Na prática: um provedor com oito cuidadores geralmente consegue gerenciar tudo no Excel com alguma dificuldade. Um provedor com 15 cuidadores começará a sentir os problemas. Um provedor com 25 cuidadores estará perdendo dinheiro com custos administrativos se não tiver atualizado seus sistemas. Mas um provedor que começa com 12 a 15 cuidadores, atualiza seus sistemas e depois expande para 25 a 30 cuidadores está em uma posição completamente diferente. Eles já têm as bases estabelecidas. Sabem quem são seus funcionários confiáveis. Podem integrar novos cuidadores a um sistema eficiente, sem caos.

A questão econômica também é importante. Implementar um sistema adequado tem um custo inicial e mensal, sem dúvida.
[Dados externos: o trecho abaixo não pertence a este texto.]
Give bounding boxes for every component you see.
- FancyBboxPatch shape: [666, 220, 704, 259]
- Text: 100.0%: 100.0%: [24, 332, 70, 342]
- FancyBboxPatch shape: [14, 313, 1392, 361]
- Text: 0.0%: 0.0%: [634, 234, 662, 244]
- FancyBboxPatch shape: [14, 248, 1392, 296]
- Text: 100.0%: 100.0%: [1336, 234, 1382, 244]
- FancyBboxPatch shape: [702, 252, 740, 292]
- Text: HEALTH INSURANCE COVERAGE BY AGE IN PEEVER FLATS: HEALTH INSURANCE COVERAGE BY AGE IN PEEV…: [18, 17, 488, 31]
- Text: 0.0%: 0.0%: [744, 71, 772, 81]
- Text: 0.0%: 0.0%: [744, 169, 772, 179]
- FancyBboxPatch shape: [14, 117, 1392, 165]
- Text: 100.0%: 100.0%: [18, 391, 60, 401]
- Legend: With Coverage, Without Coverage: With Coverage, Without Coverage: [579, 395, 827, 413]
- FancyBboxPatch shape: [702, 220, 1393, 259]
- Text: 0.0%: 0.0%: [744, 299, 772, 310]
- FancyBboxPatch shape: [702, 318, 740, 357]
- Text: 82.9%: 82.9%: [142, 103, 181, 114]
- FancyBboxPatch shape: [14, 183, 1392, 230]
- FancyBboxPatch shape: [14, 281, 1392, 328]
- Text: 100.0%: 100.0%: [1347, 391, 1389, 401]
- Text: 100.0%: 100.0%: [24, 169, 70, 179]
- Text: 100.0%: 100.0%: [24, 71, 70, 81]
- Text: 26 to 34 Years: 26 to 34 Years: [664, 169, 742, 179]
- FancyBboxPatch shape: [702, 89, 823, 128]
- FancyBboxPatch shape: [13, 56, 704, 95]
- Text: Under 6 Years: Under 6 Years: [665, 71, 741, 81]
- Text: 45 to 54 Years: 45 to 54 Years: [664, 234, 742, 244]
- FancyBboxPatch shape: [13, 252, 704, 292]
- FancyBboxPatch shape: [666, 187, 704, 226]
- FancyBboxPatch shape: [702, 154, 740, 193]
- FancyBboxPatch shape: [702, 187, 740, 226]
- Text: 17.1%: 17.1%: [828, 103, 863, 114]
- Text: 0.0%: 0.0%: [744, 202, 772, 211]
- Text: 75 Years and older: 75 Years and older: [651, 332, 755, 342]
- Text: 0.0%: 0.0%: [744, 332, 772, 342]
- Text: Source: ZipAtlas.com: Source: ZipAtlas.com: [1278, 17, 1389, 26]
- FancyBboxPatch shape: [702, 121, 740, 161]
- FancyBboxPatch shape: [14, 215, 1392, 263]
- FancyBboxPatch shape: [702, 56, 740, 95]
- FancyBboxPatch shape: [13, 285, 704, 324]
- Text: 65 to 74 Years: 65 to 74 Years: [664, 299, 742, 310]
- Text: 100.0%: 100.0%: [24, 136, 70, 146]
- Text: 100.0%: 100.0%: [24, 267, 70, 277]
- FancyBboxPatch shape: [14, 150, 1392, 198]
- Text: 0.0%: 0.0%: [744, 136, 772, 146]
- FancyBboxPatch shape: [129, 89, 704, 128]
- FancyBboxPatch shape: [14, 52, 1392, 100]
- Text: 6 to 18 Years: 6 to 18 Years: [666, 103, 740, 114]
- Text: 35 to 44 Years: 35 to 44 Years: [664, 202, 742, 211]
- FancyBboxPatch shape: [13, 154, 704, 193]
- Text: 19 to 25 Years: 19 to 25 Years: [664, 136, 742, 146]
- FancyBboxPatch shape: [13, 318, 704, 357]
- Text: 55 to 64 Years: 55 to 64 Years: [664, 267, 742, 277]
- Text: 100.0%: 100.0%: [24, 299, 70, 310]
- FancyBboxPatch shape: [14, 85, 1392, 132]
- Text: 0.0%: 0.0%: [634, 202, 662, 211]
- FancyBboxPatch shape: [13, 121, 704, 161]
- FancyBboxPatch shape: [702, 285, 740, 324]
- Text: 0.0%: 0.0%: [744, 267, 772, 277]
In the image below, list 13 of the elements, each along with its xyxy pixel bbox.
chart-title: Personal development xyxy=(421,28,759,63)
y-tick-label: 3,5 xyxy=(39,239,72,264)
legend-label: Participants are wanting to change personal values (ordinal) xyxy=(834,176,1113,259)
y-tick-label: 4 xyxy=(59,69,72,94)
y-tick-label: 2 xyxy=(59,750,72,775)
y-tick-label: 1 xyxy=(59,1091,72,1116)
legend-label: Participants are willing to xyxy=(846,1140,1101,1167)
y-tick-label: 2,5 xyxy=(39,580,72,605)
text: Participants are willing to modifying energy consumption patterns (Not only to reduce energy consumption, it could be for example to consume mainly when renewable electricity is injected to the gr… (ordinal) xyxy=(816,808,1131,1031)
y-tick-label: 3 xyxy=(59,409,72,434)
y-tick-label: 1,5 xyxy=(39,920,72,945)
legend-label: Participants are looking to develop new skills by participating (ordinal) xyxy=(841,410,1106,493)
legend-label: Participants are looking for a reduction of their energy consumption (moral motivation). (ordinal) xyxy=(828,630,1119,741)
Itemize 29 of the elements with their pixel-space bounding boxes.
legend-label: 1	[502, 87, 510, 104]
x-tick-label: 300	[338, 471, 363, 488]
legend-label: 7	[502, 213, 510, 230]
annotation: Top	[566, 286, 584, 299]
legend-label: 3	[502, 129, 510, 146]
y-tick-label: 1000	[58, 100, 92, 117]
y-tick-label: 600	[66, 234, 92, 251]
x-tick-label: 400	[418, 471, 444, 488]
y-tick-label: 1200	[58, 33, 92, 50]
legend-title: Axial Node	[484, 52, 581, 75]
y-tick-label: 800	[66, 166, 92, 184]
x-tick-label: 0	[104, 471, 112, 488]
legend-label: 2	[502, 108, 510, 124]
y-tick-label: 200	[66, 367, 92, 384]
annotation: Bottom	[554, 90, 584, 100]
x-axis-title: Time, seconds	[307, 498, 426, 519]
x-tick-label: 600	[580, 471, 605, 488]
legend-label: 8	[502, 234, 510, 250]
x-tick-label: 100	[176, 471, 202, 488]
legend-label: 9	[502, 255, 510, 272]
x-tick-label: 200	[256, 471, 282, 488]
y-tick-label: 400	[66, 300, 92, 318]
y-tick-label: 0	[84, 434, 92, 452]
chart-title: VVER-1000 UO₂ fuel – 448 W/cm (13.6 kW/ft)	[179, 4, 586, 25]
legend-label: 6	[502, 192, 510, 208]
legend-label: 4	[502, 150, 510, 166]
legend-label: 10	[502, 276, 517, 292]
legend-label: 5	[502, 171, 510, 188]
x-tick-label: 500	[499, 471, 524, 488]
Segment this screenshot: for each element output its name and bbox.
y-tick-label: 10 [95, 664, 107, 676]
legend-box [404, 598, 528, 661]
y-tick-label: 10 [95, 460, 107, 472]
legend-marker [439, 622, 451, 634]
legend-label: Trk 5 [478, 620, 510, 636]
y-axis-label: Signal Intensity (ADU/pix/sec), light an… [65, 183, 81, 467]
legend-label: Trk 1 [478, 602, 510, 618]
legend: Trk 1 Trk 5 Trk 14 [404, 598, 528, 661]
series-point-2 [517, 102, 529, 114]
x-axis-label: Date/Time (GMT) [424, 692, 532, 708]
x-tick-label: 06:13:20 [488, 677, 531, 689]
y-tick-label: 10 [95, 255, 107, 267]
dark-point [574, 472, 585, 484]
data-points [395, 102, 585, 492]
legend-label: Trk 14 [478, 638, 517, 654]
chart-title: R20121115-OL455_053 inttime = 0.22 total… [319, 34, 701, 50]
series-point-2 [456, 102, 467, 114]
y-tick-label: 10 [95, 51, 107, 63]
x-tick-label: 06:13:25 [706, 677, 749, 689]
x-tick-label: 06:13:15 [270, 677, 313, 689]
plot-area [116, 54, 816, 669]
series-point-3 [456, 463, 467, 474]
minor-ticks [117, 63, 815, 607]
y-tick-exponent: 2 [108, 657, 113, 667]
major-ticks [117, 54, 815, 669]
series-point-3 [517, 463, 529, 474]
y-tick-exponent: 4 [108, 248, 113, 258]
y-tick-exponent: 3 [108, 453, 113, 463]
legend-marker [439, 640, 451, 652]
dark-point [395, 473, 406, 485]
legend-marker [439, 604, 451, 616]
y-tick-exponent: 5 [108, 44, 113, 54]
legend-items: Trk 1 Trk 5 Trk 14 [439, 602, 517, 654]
Mas o retorno sobre o investimento (ROI) para um provedor do NDIS geralmente fica claro em um trimestre. Se você está economizando horas de trabalho administrativo por semana, está falando de dinheiro de verdade. Se você está reduzindo a rotatividade de pacientes ou melhorando a continuidade do atendimento, isso representa qualidade no cuidado. Se você está facilitando a vida dos seus cuidadores, está reduzindo a rotatividade. Todos esses três fatores se acumulam.

Dando o primeiro passo

Os provedores que fizeram essa transição com mais sucesso tendem a acertar em alguns pontos. Eles escolhem um sistema desenvolvido especificamente para o NDIS, em vez de tentar forçar uma ferramenta genérica a funcionar. Envolvem seus cuidadores nos testes e na implementação – não por mera formalidade, mas porque os cuidadores que usam o sistema sabem imediatamente se ele melhora ou piora suas vidas. E não tentam digitalizar todo o caos de uma vez; começam com escalas de trabalho ou folhas de ponto, observam os resultados positivos e, então, adicionam a próxima etapa.

Também é útil agir quando se tem alguma margem de manobra – não quando se está em crise e correndo contra o tempo para contratar. Os provedores que estão em fase de crescimento agora são aqueles que trataram seus sistemas como um facilitador do crescimento, em vez de uma resposta à crise.

O panorama geral

Os prestadores de serviços do NDIS que apresentarem crescimento sustentável em 2026 tendem a ter algo em comum: deixaram de encarar a sobrecarga administrativa como mera "parte da gestão de uma organização" e passaram a vê-la como algo que pode ser efetivamente aprimorado. Eles conhecem os requisitos de conformidade, sabem como elaborar escalas de trabalho justas e possuem sistemas que lhes permitem fazer ambas as coisas sem se esgotarem.

Os cuidadores percebem. Os turnos chegam ao aplicativo deles na hora certa. Eles conseguem ver o que vem por aí com duas semanas de antecedência. Podem trocar turnos sem precisar trocar três e-mails. E as organizações percebem – elas crescem mais rápido, retêm os funcionários por mais tempo e têm mais tranquilidade para pensar no futuro, em vez de ficarem resolvendo problemas de escala ou se preocupando com faturamento.

Se você administra uma operação NDIS e ainda faz isso manualmente, provavelmente está trabalhando mais do que o necessário. A questão não é se você precisa de um sistema melhor, mas sim se prefere migrar agora, enquanto ainda tem capacidade para implementá-lo corretamente, ou esperar até estar sobrecarregado.